Dora è la chiave di comprensione dell’intero testo e abita al terzo piano. Giudice in pensione, vedova di Michael, con il quale ha condiviso un lunghissimo e felice matrimonio, e madre di Arad, che ha chiuso i rapporti con lei, parla con il marito defunto registrando i suoi lunghi monologhi sulla segreteria del telefono. Gli racconta del perché abbia deciso di unirsi ad una manifestazione di piazza contro i prezzi troppo elevati degli appartamenti. Emblematica della solitudine è la frase che pronuncia quando decide di aggiornarlo sui cambiamenti che stanno investendo Tel Aviv: «Notiziario!», come urlava sempre lui entrando in salotto; ma la voce le «torna indietro dai muri come un’eco».

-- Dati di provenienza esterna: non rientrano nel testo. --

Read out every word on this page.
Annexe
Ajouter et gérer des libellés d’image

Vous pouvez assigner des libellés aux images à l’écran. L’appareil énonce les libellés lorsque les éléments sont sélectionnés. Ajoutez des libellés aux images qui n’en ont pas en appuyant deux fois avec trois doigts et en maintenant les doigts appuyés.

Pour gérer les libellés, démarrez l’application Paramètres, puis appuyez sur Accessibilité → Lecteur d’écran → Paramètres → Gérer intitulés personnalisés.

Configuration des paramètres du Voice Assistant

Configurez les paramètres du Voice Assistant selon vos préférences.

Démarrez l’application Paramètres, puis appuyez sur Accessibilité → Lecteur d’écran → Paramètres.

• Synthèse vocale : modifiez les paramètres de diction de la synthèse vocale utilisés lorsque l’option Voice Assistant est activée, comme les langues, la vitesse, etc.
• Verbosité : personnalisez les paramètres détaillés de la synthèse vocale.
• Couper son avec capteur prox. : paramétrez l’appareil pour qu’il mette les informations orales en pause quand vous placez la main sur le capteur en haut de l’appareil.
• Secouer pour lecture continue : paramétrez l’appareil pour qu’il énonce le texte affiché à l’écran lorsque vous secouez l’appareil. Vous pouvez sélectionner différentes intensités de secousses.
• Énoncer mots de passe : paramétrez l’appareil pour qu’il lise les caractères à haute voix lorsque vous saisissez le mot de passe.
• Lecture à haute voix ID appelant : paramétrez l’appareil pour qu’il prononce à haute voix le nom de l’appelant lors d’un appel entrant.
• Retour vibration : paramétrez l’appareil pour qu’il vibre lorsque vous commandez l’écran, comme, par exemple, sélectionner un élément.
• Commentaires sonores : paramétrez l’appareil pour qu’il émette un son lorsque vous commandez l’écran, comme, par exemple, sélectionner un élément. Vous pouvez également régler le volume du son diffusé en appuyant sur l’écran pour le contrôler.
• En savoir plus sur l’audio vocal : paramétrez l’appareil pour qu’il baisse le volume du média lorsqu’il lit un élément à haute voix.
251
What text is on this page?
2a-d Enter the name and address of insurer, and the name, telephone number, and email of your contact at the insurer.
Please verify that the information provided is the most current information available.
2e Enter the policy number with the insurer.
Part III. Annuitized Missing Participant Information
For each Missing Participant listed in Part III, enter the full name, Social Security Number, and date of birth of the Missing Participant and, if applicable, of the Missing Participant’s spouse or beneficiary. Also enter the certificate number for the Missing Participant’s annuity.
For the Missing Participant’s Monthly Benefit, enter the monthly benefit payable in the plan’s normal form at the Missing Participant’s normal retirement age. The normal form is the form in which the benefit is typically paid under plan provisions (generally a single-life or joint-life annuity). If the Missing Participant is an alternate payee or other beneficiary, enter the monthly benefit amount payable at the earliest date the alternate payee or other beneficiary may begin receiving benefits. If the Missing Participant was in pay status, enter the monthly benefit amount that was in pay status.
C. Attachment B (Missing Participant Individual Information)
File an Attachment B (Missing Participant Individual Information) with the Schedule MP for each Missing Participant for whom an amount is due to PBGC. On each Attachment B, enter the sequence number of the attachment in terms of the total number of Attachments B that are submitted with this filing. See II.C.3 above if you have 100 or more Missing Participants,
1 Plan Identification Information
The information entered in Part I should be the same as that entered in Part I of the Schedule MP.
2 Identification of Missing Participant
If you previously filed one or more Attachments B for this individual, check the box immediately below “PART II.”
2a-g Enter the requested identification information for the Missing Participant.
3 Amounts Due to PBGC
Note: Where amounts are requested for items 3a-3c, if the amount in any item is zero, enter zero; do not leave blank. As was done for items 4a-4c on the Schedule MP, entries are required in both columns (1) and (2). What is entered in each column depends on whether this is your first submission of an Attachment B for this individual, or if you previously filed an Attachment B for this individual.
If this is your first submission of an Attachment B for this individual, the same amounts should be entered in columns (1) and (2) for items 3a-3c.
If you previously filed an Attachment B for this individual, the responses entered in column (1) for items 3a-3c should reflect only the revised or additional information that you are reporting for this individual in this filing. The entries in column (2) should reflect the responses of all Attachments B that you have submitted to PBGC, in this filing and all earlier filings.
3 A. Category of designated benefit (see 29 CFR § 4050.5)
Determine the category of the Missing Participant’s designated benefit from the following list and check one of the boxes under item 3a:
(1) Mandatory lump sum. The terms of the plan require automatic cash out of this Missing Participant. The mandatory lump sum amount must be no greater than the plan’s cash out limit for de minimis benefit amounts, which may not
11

Nanni Moretti nel film Tre piani; Fonte: 01 Distribution |
Tra i motivi che la spingono a parlare con Michael c’è poi anche l’esigenza di mettere in discussione l’educazione impartita al figlio: forse la sua (loro) intransigenza non l’ha aiutato a calmare la rabbia che lo agitava, e forse, se l’avessero compreso, non sarebbe giunto a picchiare suo padre: un affronto che l’ha esiliato per sempre dalla loro casa. La lunga confessione al marito funge allora da espediente per far rientrare ogni cosa al proprio posto: permetterle di dare un nuovo senso alla sua vita, decidere di incontrare Arad, traslocarsi in un altro appartamento. Dora parla all’unica persona che sia mai stata sinceramente e totalmente onesta con lei per mettersi in contatto con la propria coscienza e agire nella maniera più efficace.
In questo romanzo, la palazzina a tre piani è metafora dei tre livelli dell’anima freudiani: Es (l’inconscio, residenza delle pulsioni e delle paure incontrollabili), Super Io (la parte della psiche che cerca di conciliare desiderio e realtà) e Io (il giudice che riporta l’ordine tra le cose e le mette a contatto con la realtà).
La narrazione parte perciò da una storia in cui pulsioni e paranoie hanno il sopravvento sull’effettiva realtà dei fatti: Arnon, terrorizzato dall’idea di un possibile abuso, giunge a picchiare Hermann e ad andare a letto con la nipote dell’anziano, che si offre di sbirciare nel computer del nonno in cambio di sesso, per cercare di ottenere indizi che confermino il suo dubbio. In seguito Nevo prosegue con la storia di Hani, che, ingabbiata nella sua testa, teme di aver vissuto un’esperienza che in realtà si è voluta creare per colmare il vuoto affettivo; e poi arriva a Dora. Come ho scritto prima, lei è la chiave per capire. Dora, nella terzultima pagina del romanzo, dice: «I tre piani dell’anima non esistono dentro di noi. Niente affatto! Esistono nello spazio tra noi e l’altro, nella distanza tra la nostra bocca e l’orecchio di chi ascolta la nostra storia. E se non c’è nessuno ad ascoltare, allora non c’è nemmeno la storia».
Alba Rohrwacher nel film Tre Piani; Fonte: 01 Distribution |
L’Io prende tutte le vicende più traumatiche e le mette in relazione con il nostro mondo interiore, ma anche con l’esterno; tuttavia per fare ciò non può bastare una struttura psichica: serve l’ascoltatore che ci permette di dare forma e ordine ai nostri pensieri, ci aiuta a fare delle scelte e, se interpellato, può offrirci anche il suo punto di vista. È necessario affinché tutto non sia solo un flusso concentrico di pensieri vuoti. Dora comprende consapevolmente che tutti i sentimenti che proviamo, la paura, il desiderio, l’amore, la rabbia hanno bisogno di essere indirizzati a qualcuno; capisce che ci rompiamo se non parliamo con qualcuno o se non affidiamo i nostri pensieri all’attenzione di un ipotetico ascoltatore. Con Dora si disvela l’intero schema narrativo del libro.
Questo, gente, è Tre piani. Direi che sia sottinteso che lo consiglio vivamente.